The team analyzes axion–scalar systems that arise in type IIB and F‑theory flux compactifications. They include the axion explicitly as the imaginary part of a complex field Φ = s + i a and write the field equations that couple s and a to cosmological expansion. They then study asymptotic limits where the complex-structure modulus approaches a boundary of moduli space. For the infinite-distance limits they review a known classification of late-time solutions. In those cases the dynamical version of the Distance Conjecture is respected once all relevant effects are included.
They also study finite-distance limits. For the class of models they consider, the expectation that trajectories approaching a finite-distance singularity should have finite dynamical length turns out to fail. In other words, fields can run toward the boundary without accumulating only a finite dynamical distance. Unexpectedly, some of the new asymptotic solutions they find show accelerated expansion as the fields approach the boundary of moduli space.
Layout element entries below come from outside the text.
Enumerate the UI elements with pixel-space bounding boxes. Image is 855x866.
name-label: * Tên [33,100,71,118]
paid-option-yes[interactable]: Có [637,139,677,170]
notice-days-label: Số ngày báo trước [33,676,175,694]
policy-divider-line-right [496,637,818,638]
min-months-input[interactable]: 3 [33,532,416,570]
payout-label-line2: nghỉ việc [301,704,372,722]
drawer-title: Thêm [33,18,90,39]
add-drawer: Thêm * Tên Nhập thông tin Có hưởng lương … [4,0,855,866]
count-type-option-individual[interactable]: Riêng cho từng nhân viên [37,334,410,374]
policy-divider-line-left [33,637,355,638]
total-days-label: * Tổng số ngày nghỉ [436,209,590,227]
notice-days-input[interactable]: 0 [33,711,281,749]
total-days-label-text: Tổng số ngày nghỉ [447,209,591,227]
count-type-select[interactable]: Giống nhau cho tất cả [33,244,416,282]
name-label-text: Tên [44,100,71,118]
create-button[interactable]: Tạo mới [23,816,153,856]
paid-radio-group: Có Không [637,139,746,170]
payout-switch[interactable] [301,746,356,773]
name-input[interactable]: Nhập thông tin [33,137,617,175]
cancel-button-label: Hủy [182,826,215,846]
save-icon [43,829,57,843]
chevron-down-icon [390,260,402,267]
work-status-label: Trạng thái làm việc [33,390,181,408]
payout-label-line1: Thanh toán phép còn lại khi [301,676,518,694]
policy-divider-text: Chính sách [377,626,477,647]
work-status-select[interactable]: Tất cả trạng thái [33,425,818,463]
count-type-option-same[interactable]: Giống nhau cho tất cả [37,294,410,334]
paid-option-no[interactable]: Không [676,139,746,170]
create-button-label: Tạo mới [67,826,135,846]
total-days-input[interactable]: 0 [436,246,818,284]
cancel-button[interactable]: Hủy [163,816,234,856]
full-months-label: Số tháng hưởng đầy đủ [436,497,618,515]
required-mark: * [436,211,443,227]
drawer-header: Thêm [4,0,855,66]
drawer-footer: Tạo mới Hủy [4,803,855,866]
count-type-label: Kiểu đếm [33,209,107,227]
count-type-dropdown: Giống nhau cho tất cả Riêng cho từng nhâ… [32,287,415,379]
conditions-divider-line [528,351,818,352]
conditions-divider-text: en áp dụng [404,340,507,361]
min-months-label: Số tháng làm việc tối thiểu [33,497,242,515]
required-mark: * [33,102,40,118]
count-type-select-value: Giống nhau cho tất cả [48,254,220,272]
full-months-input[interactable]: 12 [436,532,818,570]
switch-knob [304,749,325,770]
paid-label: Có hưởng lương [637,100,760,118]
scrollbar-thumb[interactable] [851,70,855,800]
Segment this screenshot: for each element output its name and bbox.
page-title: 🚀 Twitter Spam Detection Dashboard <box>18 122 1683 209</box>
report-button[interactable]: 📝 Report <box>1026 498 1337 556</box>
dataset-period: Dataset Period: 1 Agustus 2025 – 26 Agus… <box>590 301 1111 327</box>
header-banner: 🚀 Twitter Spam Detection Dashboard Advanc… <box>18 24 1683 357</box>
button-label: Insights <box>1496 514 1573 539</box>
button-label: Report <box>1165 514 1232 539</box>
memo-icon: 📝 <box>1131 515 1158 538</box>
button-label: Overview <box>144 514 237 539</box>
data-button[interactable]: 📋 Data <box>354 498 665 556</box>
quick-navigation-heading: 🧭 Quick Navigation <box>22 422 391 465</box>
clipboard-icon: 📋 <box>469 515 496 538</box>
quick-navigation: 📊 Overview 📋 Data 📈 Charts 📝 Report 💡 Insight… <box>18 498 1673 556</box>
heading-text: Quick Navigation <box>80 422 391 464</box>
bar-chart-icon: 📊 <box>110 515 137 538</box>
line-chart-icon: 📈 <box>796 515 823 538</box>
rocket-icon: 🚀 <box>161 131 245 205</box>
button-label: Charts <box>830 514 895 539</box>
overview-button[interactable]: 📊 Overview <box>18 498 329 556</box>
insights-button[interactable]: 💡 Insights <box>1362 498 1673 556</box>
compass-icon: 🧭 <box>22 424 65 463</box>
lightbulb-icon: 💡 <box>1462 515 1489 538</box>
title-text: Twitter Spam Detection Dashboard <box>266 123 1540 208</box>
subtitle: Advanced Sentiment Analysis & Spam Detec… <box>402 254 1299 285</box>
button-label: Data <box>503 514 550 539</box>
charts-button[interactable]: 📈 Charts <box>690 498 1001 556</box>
The analysis makes use of concrete formulas that appear in these compactifications. When the leading Kähler potential is K = −2 C log(Φ+Φ̄) one gets a field-space metric proportional to C/s^2, and this metric controls the kinetic terms and the dynamical distance. The authors list explicit examples from F‑theory labelled by different limit types (for example I0,1; I1,1; II0,0; III0,0; V1,1). In the infinite-distance cases the metric has the 1/s^2 form and the scalar potentials depend on flux parameters g_i and on the axion a. For the finite-distance cases the leading coefficient C vanishes and exponential corrections become important.